The Queensland Government asked Donald in 2007 to investigate why there was a list of 140,000 patients waiting to see specialists. Donald's findings discovered the status of some patients were listed as "never to be seen" which health minister Stephen Robertson described as "unacceptable".

Also in 2007, Donald was appointed as the chairman of OBJ Ltd's transdermal vaccines subsidiary OBJTV to help oversee the development of the company's ability to administer vaccines to patients through the skin.

As of 2011, Donald's academic work consisted of more than 90 published journal articles and textbooks. As of 2013, Donald was the professor of assessment and evaluation at the Griffith University's School of Medicine.

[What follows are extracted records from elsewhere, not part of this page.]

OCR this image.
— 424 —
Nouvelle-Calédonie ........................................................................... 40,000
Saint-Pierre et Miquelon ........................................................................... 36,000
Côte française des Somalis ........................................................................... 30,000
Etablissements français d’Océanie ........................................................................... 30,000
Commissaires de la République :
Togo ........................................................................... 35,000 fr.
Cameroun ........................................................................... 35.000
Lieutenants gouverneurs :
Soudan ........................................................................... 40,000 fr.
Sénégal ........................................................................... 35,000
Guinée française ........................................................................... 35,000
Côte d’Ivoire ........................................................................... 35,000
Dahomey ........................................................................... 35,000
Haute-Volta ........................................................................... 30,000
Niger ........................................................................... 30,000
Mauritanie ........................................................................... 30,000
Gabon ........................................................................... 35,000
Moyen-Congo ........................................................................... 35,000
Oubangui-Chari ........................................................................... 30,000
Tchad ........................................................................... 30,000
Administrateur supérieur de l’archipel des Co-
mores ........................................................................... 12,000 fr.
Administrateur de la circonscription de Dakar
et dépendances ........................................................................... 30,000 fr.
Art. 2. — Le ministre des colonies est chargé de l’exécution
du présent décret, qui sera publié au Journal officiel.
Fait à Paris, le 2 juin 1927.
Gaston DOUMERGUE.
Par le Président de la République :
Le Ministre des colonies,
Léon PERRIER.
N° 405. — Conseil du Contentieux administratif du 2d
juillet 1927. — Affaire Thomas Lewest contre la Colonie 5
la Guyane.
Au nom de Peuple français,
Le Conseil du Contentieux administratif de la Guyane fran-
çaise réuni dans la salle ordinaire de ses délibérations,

Donald has also served as the president of the Australian Cancer Society and was the inaugural chair of the Repatriation Medical Authority.

==Honours==
In the 2007 Queen's Birthday Honours, Donald was made an Officer of the Order of Australia in recognition of his service to the field of medicine as an academic and administrator, specifically his contributions to pathology and community health.

Donald was named as a Queensland Great in 2012.

For his role in helping establish the Repatriation Medical Authority, the Returned and Services League of Australia made Donald an honorary life member.